2. Line Dry Clothing

Skip the dryer all together and hang clothes to dry instead. You can hang them outside if you have the space and the weather is good, or choose a fold-away drying rack if you need to dry them indoors.

Line dried clothing tends to be stiffer and less fluffy than clothing dried in a dryer. If you want your clothes to have that dryer fluffiness, you can still get it without using nearly as much power. Simply line dry your clothing until it is barely damp, then toss it in the dryer for a few minutes to finish drying and fluff up the fabric. You’ll be able to significantly cut down on the amount of time you need to running your dryer and will save a lot of energy as a result.

If you are in a hurry and need your clothes dried quickly, dry them until they are barely damp in the dryer and then hang them to dry the rest of the way. You can still shave minutes off the time you run your dryer but can have your clothes dry faster than if you just hung them straight on the line.

 

 

3. Skip Dryer Sheets

Static cling on clothing comes from drying them completely in the dryer. When they are dry and the fabric rubs together it builds up a static charge. You can eliminate dryer sheets and thus cut down on the amount of waste you throw away by drying clothing until it is barely damp and then hanging it to dry the rest of the way.

You can also opt for dryer balls to cut down on drying times and eliminate static. Dryer balls are hard rubber balls with small nubs on them that you toss in the dryer with your clothing. As the dryer spins they help to keep fabric separated which cuts down on static cling and also fluffs the fabric at the same time. The only downside is that they are noisy, so if noise is an issue you might want to skip them.

 

 

4. Use Natural Fabric Softener

Skip commercial fabric softener and use vinegar instead. Just pour vinegar in the same way you would regular fabric softener. It will leave your clothes soft, and surprisingly does not leave behind any vinegar smell. You’ll keep from washing the chemical in fabric softener down the drain and at the same time will save money since vinegar is quite a bit cheaper.

 

 

5. Make Your Own Laundry Detergent

Making your own laundry detergent can be a huge money saver and is fairly easy to do. I personally make powdered laundry detergent because I find it easier to store, but you can also make liquid detergent if you prefer. Here’s the recipe I use:

Ingredients

  • 1 Bar Castile Soap
  • 2 Cups Borax
  • 2 Cups Washing Soda (look for Arm and Hammer Super Washing Soda in the laundry aisle at your local store)

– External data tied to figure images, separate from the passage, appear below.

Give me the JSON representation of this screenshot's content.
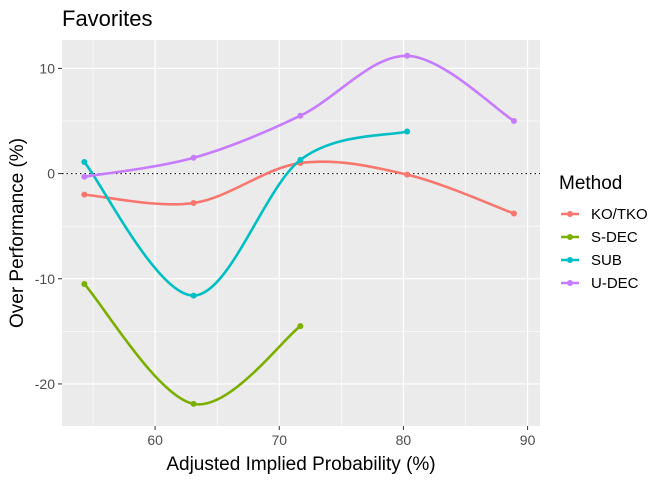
{
  "chart_data": {
    "type": "line",
    "title": "Favorites",
    "xlabel": "Adjusted Implied Probability (%)",
    "ylabel": "Over Performance (%)",
    "xlim": [
      52.5,
      91
    ],
    "ylim": [
      -24,
      12.7
    ],
    "xticks": [
      60,
      70,
      80,
      90
    ],
    "yticks": [
      -20,
      -10,
      0,
      10
    ],
    "ytick_labels": [
      "-20",
      "-10",
      "0",
      "10"
    ],
    "grid": true,
    "reference_line": {
      "y": 0,
      "style": "dotted"
    },
    "legend": {
      "title": "Method",
      "position": "right"
    },
    "series": [
      {
        "name": "KO/TKO",
        "color": "#F8766D",
        "x": [
          54.3,
          63.1,
          71.7,
          80.3,
          88.9
        ],
        "y": [
          -2.0,
          -2.8,
          1.0,
          -0.1,
          -3.8
        ]
      },
      {
        "name": "S-DEC",
        "color": "#7CAE00",
        "x": [
          54.3,
          63.1,
          71.7
        ],
        "y": [
          -10.5,
          -21.9,
          -14.5
        ]
      },
      {
        "name": "SUB",
        "color": "#00BFC4",
        "x": [
          54.3,
          63.1,
          71.7,
          80.3
        ],
        "y": [
          1.1,
          -11.6,
          1.3,
          4.0
        ]
      },
      {
        "name": "U-DEC",
        "color": "#C77CFF",
        "x": [
          54.3,
          63.1,
          71.7,
          80.3,
          88.9
        ],
        "y": [
          -0.3,
          1.5,
          5.5,
          11.2,
          5.0
        ]
      }
    ]
  }
}
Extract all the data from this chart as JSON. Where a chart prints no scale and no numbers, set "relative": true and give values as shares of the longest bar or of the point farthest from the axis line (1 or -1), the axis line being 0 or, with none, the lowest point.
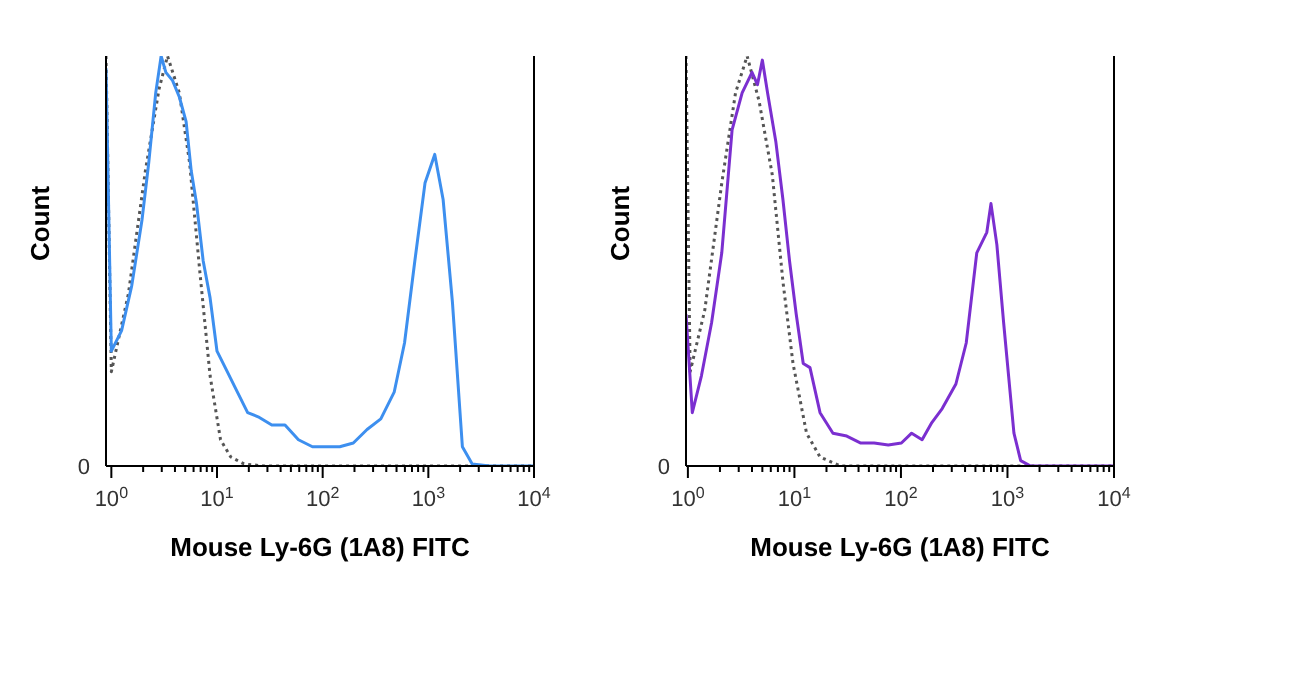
{
  "chart_data": [
    {
      "type": "line",
      "relative": true,
      "xlabel": "Mouse Ly-6G (1A8) FITC",
      "ylabel": "Count",
      "log": "x",
      "xlim": [
        0.89,
        10000
      ],
      "xticks": [
        {
          "value": 1,
          "label": "10$^{0}$"
        },
        {
          "value": 2,
          "label": null
        },
        {
          "value": 3,
          "label": null
        },
        {
          "value": 4,
          "label": null
        },
        {
          "value": 5,
          "label": null
        },
        {
          "value": 6,
          "label": null
        },
        {
          "value": 7,
          "label": null
        },
        {
          "value": 8,
          "label": null
        },
        {
          "value": 9,
          "label": null
        },
        {
          "value": 10,
          "label": "10$^{1}$"
        },
        {
          "value": 20,
          "label": null
        },
        {
          "value": 30,
          "label": null
        },
        {
          "value": 40,
          "label": null
        },
        {
          "value": 50,
          "label": null
        },
        {
          "value": 60,
          "label": null
        },
        {
          "value": 70,
          "label": null
        },
        {
          "value": 80,
          "label": null
        },
        {
          "value": 90,
          "label": null
        },
        {
          "value": 100,
          "label": "10$^{2}$"
        },
        {
          "value": 200,
          "label": null
        },
        {
          "value": 300,
          "label": null
        },
        {
          "value": 400,
          "label": null
        },
        {
          "value": 500,
          "label": null
        },
        {
          "value": 600,
          "label": null
        },
        {
          "value": 700,
          "label": null
        },
        {
          "value": 800,
          "label": null
        },
        {
          "value": 900,
          "label": null
        },
        {
          "value": 1000,
          "label": "10$^{3}$"
        },
        {
          "value": 2000,
          "label": null
        },
        {
          "value": 3000,
          "label": null
        },
        {
          "value": 4000,
          "label": null
        },
        {
          "value": 5000,
          "label": null
        },
        {
          "value": 6000,
          "label": null
        },
        {
          "value": 7000,
          "label": null
        },
        {
          "value": 8000,
          "label": null
        },
        {
          "value": 9000,
          "label": null
        },
        {
          "value": 10000,
          "label": "10$^{4}$"
        }
      ],
      "annotations": [
        "0"
      ],
      "marker": "none",
      "series": [
        {
          "color": "#555555",
          "line_style": "dotted",
          "x": [
            0.89,
            1,
            1.45,
            2.1,
            2.83,
            3.4,
            4.4,
            5.5,
            6.9,
            8.6,
            10.8,
            13.5,
            18,
            28,
            10000
          ],
          "values": [
            1,
            0.23,
            0.42,
            0.72,
            0.92,
            1,
            0.91,
            0.74,
            0.47,
            0.22,
            0.064,
            0.022,
            0.005,
            0,
            0
          ]
        },
        {
          "color": "#3d8fef",
          "line_style": "solid",
          "x": [
            0.89,
            1,
            1.25,
            1.56,
            1.95,
            2.26,
            2.63,
            2.96,
            3.28,
            3.8,
            4.4,
            5.1,
            5.7,
            6.4,
            7.4,
            8.6,
            10,
            12.5,
            15.6,
            19.5,
            24.5,
            33,
            44,
            59,
            80,
            108,
            145,
            195,
            263,
            355,
            475,
            595,
            745,
            930,
            1150,
            1380,
            1690,
            2100,
            2600,
            3800,
            10000
          ],
          "values": [
            0.97,
            0.28,
            0.33,
            0.44,
            0.6,
            0.74,
            0.91,
            1,
            0.96,
            0.94,
            0.9,
            0.84,
            0.72,
            0.64,
            0.5,
            0.41,
            0.28,
            0.23,
            0.18,
            0.13,
            0.12,
            0.1,
            0.1,
            0.064,
            0.047,
            0.047,
            0.047,
            0.056,
            0.089,
            0.115,
            0.18,
            0.3,
            0.5,
            0.69,
            0.76,
            0.65,
            0.4,
            0.047,
            0.005,
            0,
            0
          ]
        }
      ]
    },
    {
      "type": "line",
      "relative": true,
      "xlabel": "Mouse Ly-6G (1A8) FITC",
      "ylabel": "Count",
      "log": "x",
      "xlim": [
        0.96,
        10000
      ],
      "xticks": [
        {
          "value": 1,
          "label": "10$^{0}$"
        },
        {
          "value": 2,
          "label": null
        },
        {
          "value": 3,
          "label": null
        },
        {
          "value": 4,
          "label": null
        },
        {
          "value": 5,
          "label": null
        },
        {
          "value": 6,
          "label": null
        },
        {
          "value": 7,
          "label": null
        },
        {
          "value": 8,
          "label": null
        },
        {
          "value": 9,
          "label": null
        },
        {
          "value": 10,
          "label": "10$^{1}$"
        },
        {
          "value": 20,
          "label": null
        },
        {
          "value": 30,
          "label": null
        },
        {
          "value": 40,
          "label": null
        },
        {
          "value": 50,
          "label": null
        },
        {
          "value": 60,
          "label": null
        },
        {
          "value": 70,
          "label": null
        },
        {
          "value": 80,
          "label": null
        },
        {
          "value": 90,
          "label": null
        },
        {
          "value": 100,
          "label": "10$^{2}$"
        },
        {
          "value": 200,
          "label": null
        },
        {
          "value": 300,
          "label": null
        },
        {
          "value": 400,
          "label": null
        },
        {
          "value": 500,
          "label": null
        },
        {
          "value": 600,
          "label": null
        },
        {
          "value": 700,
          "label": null
        },
        {
          "value": 800,
          "label": null
        },
        {
          "value": 900,
          "label": null
        },
        {
          "value": 1000,
          "label": "10$^{3}$"
        },
        {
          "value": 2000,
          "label": null
        },
        {
          "value": 3000,
          "label": null
        },
        {
          "value": 4000,
          "label": null
        },
        {
          "value": 5000,
          "label": null
        },
        {
          "value": 6000,
          "label": null
        },
        {
          "value": 7000,
          "label": null
        },
        {
          "value": 8000,
          "label": null
        },
        {
          "value": 9000,
          "label": null
        },
        {
          "value": 10000,
          "label": "10$^{4}$"
        }
      ],
      "annotations": [
        "0"
      ],
      "marker": "none",
      "series": [
        {
          "color": "#555555",
          "line_style": "dotted",
          "x": [
            0.96,
            1.05,
            1.44,
            2.08,
            2.8,
            3.6,
            4.66,
            6.2,
            7.8,
            9.7,
            13,
            17.4,
            27,
            10000
          ],
          "values": [
            1,
            0.23,
            0.38,
            0.69,
            0.91,
            1,
            0.89,
            0.71,
            0.45,
            0.25,
            0.08,
            0.022,
            0,
            0
          ]
        },
        {
          "color": "#7b2fd0",
          "line_style": "solid",
          "x": [
            0.96,
            1.1,
            1.34,
            1.67,
            2.08,
            2.6,
            3.23,
            4,
            4.5,
            5,
            5.6,
            6.7,
            7.8,
            9,
            10.4,
            12.1,
            14,
            17.4,
            23,
            31,
            42,
            56,
            76,
            101,
            126,
            158,
            195,
            244,
            328,
            410,
            515,
            640,
            700,
            795,
            920,
            1150,
            1330,
            1650,
            10000
          ],
          "values": [
            0.37,
            0.13,
            0.22,
            0.35,
            0.52,
            0.82,
            0.91,
            0.96,
            0.93,
            0.99,
            0.91,
            0.79,
            0.65,
            0.5,
            0.37,
            0.25,
            0.24,
            0.13,
            0.08,
            0.073,
            0.056,
            0.056,
            0.051,
            0.056,
            0.08,
            0.064,
            0.106,
            0.14,
            0.2,
            0.3,
            0.52,
            0.57,
            0.64,
            0.54,
            0.35,
            0.08,
            0.013,
            0,
            0
          ]
        }
      ]
    }
  ]
}
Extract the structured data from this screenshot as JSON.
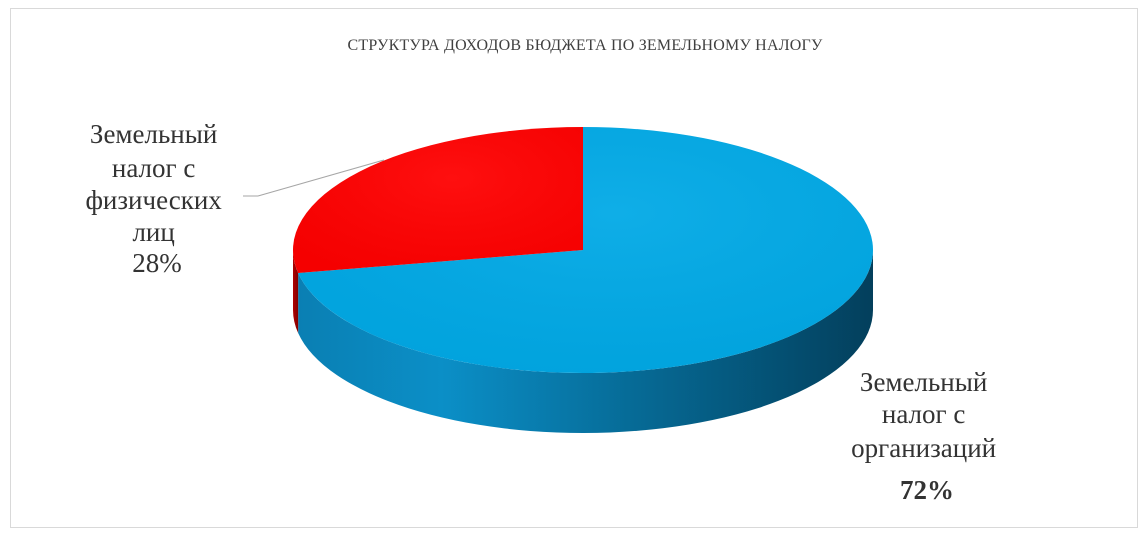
{
  "chart_data": {
    "type": "pie",
    "style": "3d",
    "title": "СТРУКТУРА ДОХОДОВ БЮДЖЕТА ПО ЗЕМЕЛЬНОМУ  НАЛОГУ",
    "legend": "none",
    "slices": [
      {
        "label_lines": [
          "Земельный",
          "налог с",
          "организаций"
        ],
        "percent_label": "72%",
        "value": 72,
        "color": "#00a9e6"
      },
      {
        "label_lines": [
          "Земельный",
          "налог с",
          "физических",
          "лиц"
        ],
        "percent_label": "28%",
        "value": 28,
        "color": "#ff0000"
      }
    ]
  }
}
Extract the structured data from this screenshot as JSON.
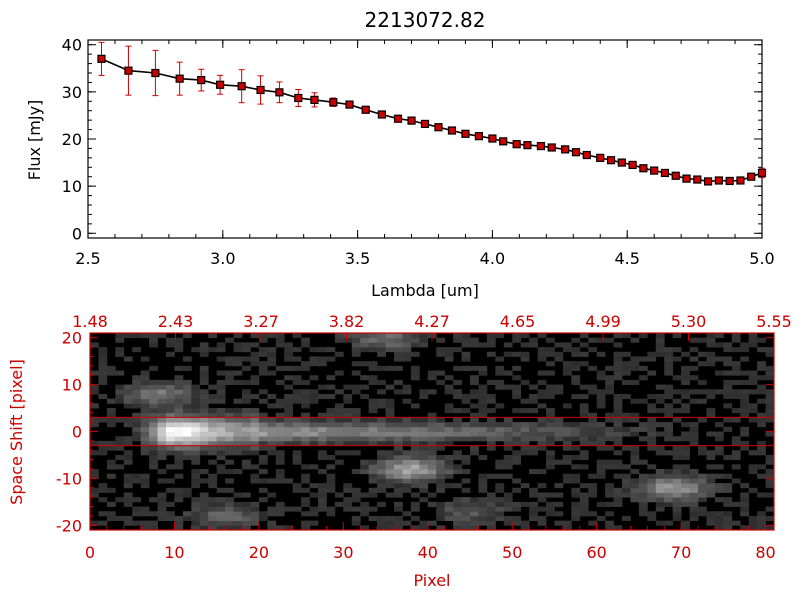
{
  "chart_data": [
    {
      "type": "line",
      "title": "2213072.82",
      "xlabel": "Lambda [um]",
      "ylabel": "Flux [mJy]",
      "xlim": [
        2.5,
        5.0
      ],
      "ylim": [
        -1,
        41
      ],
      "x_ticks": [
        "2.5",
        "3.0",
        "3.5",
        "4.0",
        "4.5",
        "5.0"
      ],
      "y_ticks": [
        "0",
        "10",
        "20",
        "30",
        "40"
      ],
      "series": [
        {
          "line_color": "#000000",
          "marker_color": "#cc0000",
          "error_color": "#cc0000",
          "x": [
            2.55,
            2.65,
            2.75,
            2.84,
            2.92,
            2.99,
            3.07,
            3.14,
            3.21,
            3.28,
            3.34,
            3.41,
            3.47,
            3.53,
            3.59,
            3.65,
            3.7,
            3.75,
            3.8,
            3.85,
            3.9,
            3.95,
            4.0,
            4.04,
            4.09,
            4.13,
            4.18,
            4.22,
            4.27,
            4.31,
            4.35,
            4.4,
            4.44,
            4.48,
            4.52,
            4.56,
            4.6,
            4.64,
            4.68,
            4.72,
            4.76,
            4.8,
            4.84,
            4.88,
            4.92,
            4.96,
            5.0
          ],
          "y": [
            37.0,
            34.5,
            34.0,
            32.8,
            32.5,
            31.5,
            31.2,
            30.4,
            29.9,
            28.7,
            28.3,
            27.8,
            27.3,
            26.2,
            25.2,
            24.3,
            23.9,
            23.2,
            22.5,
            21.8,
            21.1,
            20.6,
            20.1,
            19.5,
            18.9,
            18.7,
            18.5,
            18.2,
            17.8,
            17.2,
            16.6,
            16.0,
            15.5,
            15.0,
            14.5,
            13.8,
            13.3,
            12.8,
            12.2,
            11.6,
            11.4,
            11.0,
            11.2,
            11.1,
            11.2,
            12.0,
            12.8
          ],
          "yerr": [
            3.5,
            5.2,
            4.8,
            3.5,
            2.3,
            2.0,
            3.5,
            3.0,
            2.2,
            1.8,
            1.5,
            0.9,
            0.6,
            0.5,
            0.5,
            0.5,
            0.5,
            0.5,
            0.5,
            0.5,
            0.5,
            0.5,
            0.5,
            0.5,
            0.5,
            0.5,
            0.5,
            0.5,
            0.5,
            0.5,
            0.5,
            0.5,
            0.5,
            0.5,
            0.5,
            0.5,
            0.5,
            0.5,
            0.5,
            0.5,
            0.5,
            0.5,
            0.5,
            0.5,
            0.5,
            0.5,
            1.0
          ]
        }
      ]
    },
    {
      "type": "heatmap",
      "title": "",
      "xlabel": "Pixel",
      "ylabel": "Space Shift [pixel]",
      "xlim": [
        0,
        81
      ],
      "ylim": [
        -21,
        21
      ],
      "x_ticks": [
        "0",
        "10",
        "20",
        "30",
        "40",
        "50",
        "60",
        "70",
        "80"
      ],
      "y_ticks": [
        "-20",
        "-10",
        "0",
        "10",
        "20"
      ],
      "top_axis_ticks": [
        "1.48",
        "2.43",
        "3.27",
        "3.82",
        "4.27",
        "4.65",
        "4.99",
        "5.30",
        "5.55"
      ],
      "axis_color": "#cc0000",
      "colormap": "grayscale",
      "extraction_aperture": [
        -3,
        3
      ],
      "trace": {
        "center_y": 0,
        "peak_x": 10,
        "end_x": 72
      },
      "blobs": [
        {
          "x": 38,
          "y": -8,
          "intensity": 0.55
        },
        {
          "x": 69,
          "y": -12,
          "intensity": 0.5
        },
        {
          "x": 35,
          "y": 20,
          "intensity": 0.3
        },
        {
          "x": 8,
          "y": 8,
          "intensity": 0.35
        },
        {
          "x": 16,
          "y": -18,
          "intensity": 0.25
        },
        {
          "x": 45,
          "y": -17,
          "intensity": 0.2
        }
      ]
    }
  ]
}
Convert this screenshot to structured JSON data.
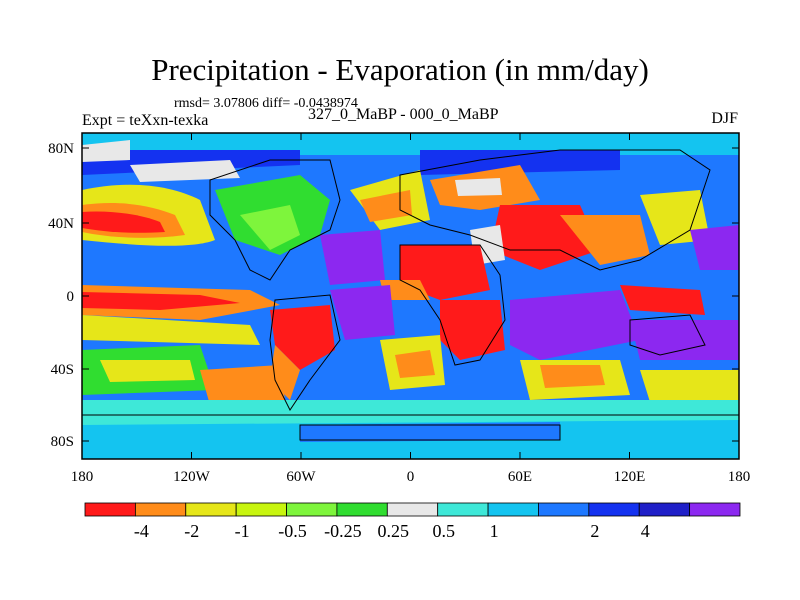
{
  "header": {
    "title": "Precipitation - Evaporation (in mm/day)",
    "stats": "rmsd= 3.07806 diff= -0.0438974",
    "left_label": "Expt = teXxn-texka",
    "center_label": "327_0_MaBP - 000_0_MaBP",
    "right_label": "DJF"
  },
  "map": {
    "x_ticks": [
      "180",
      "120W",
      "60W",
      "0",
      "60E",
      "120E",
      "180"
    ],
    "y_ticks": [
      "80N",
      "40N",
      "0",
      "40S",
      "80S"
    ]
  },
  "colorbar": {
    "colors": [
      "#ff1a1a",
      "#ff8c1a",
      "#e6e619",
      "#c8f50f",
      "#7ef53c",
      "#30dd30",
      "#e8e8e8",
      "#3ee8d8",
      "#14c4f0",
      "#1e78ff",
      "#1432f0",
      "#2020c8",
      "#8c28f0"
    ],
    "labels": [
      "-4",
      "-2",
      "-1",
      "-0.5",
      "-0.25",
      "0.25",
      "0.5",
      "1",
      "2",
      "4"
    ]
  }
}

Grate the castile soap using a cheese grater or food processor. You want to get the pieces of soap as small as possible since they will need to dissolve easily in your washing machine. If the pieces are too large from a cheese grater leave them out overnight to dry and then crumble them smaller the following day. You can try putting them in a plastic bag and rolling over them with a rolling pin to grind them down into finer pieces.
Mix the small pieces of soap, washing soda and borax together in a bucket or tub with a lid. Use approximately 1-2 tbsp. per load. You may need to play around with how much you use depending upon how hard your water is where you live.

When I make laundry detergent I increase the recipe and make it in bulk, then store it in a bucket with a tight fitting lid.

These tips should help you save power, save water and cut down on the number of chemicals you are pouring down your drain. Not only that, but they should save you lots of money as well. Try them out and use the ones that work best for you.